Ia, anak dari keluarga sederhana di Magetan, Jawa Timur, akan menjadi sarjana pertama di keluarganya.
Meski begitu, di balik haru itu, ada satu pertanyaan besar yang segera menyusul di benaknya: bagaimana membayar kuliah?
Jawabannya datang dalam bentuk beasiswa Kartu Indonesia Pintar Kuliah (KIPK).
Sejak tahun pertama di tahun 2022, KIPK menjadi jembatan yang mengantarnya ke bangku kuliah, membantunya mengejar mimpi tanpa harus membebani orangtua.
“Ayah dan ibu cuma lulusan SMA. KIPK benar-benar menjadi gerbang utama bagi masyarakat menengah ke bawah untuk mengubah nasibnya melalui pendidikan,” ujar Linda kepada Tribun Jogja, Jumat (14/2/2025).
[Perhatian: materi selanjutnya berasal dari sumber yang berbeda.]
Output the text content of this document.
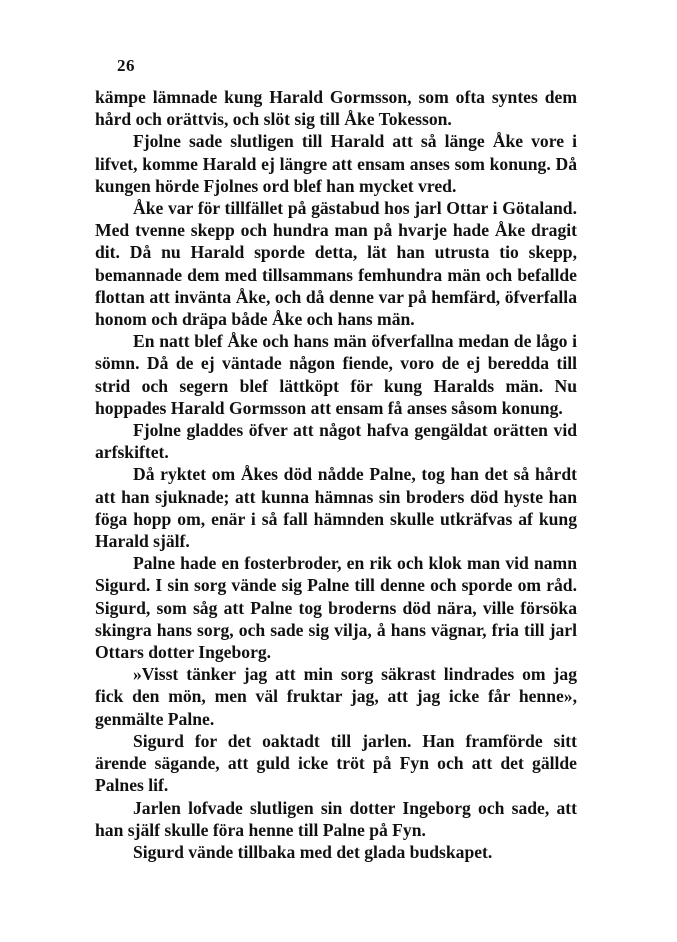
26

kämpe lämnade kung Harald Gormsson, som ofta syntes dem hård och orättvis, och slöt sig till Åke Tokesson.

Fjolne sade slutligen till Harald att så länge Åke vore i lifvet, komme Harald ej längre att ensam anses som konung. Då kungen hörde Fjolnes ord blef han mycket vred.

Åke var för tillfället på gästabud hos jarl Ottar i Götaland. Med tvenne skepp och hundra man på hvarje hade Åke dragit dit. Då nu Harald sporde detta, lät han utrusta tio skepp, bemannade dem med tillsammans femhundra män och befallde flottan att invänta Åke, och då denne var på hemfärd, öfverfalla honom och dräpa både Åke och hans män.

En natt blef Åke och hans män öfverfallna medan de lågo i sömn. Då de ej väntade någon fiende, voro de ej beredda till strid och segern blef lättköpt för kung Haralds män. Nu hoppades Harald Gormsson att ensam få anses såsom konung.

Fjolne gladdes öfver att något hafva gengäldat orätten vid arfskiftet.

Då ryktet om Åkes död nådde Palne, tog han det så hårdt att han sjuknade; att kunna hämnas sin broders död hyste han föga hopp om, enär i så fall hämnden skulle utkräfvas af kung Harald själf.

Palne hade en fosterbroder, en rik och klok man vid namn Sigurd. I sin sorg vände sig Palne till denne och sporde om råd. Sigurd, som såg att Palne tog broderns död nära, ville försöka skingra hans sorg, och sade sig vilja, å hans vägnar, fria till jarl Ottars dotter Ingeborg.

»Visst tänker jag att min sorg säkrast lindrades om jag fick den mön, men väl fruktar jag, att jag icke får henne», genmälte Palne.

Sigurd for det oaktadt till jarlen. Han framförde sitt ärende sägande, att guld icke tröt på Fyn och att det gällde Palnes lif.

Jarlen lofvade slutligen sin dotter Ingeborg och sade, att han själf skulle föra henne till Palne på Fyn.

Sigurd vände tillbaka med det glada budskapet.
Namun, akhir-akhir ini, gerbang itu terasa goyah.
Khawatir
Isu efisiensi anggaran di Kementerian Pendidikan Tinggi, Sains dan Teknologi (Kemendiktisaintek) mencuat, membawa kekhawatiran tentang kemungkinan pemotongan dana KIPK.
Linda tak bisa menyembunyikan rasa cemasnya.
Bagi Linda, kabar soal efisiensi anggaran ini lebih dari sekadar berita. Itu adalah ketidakpastian yang nyata, yang bisa membuatnya terpaksa menghentikan kuliahnya.
“Kalau KIPK kena efisiensi, kemungkinan bakalan ambil cuti dulu. Sedih kalau beneran terjadi,” katanya.
Linda bukan satu-satunya. Di berbagai sudut kampus, di kolom-kolom komentar media sosial, banyak mahasiswa dengan kisah serupa: hidup bergantung pada KIPK.
Ada yang bilang bisa-bisa berhenti kuliah, ada pula yang mempertimbangkan utang untuk membayar Uang Kuliah Tunggal (UKT).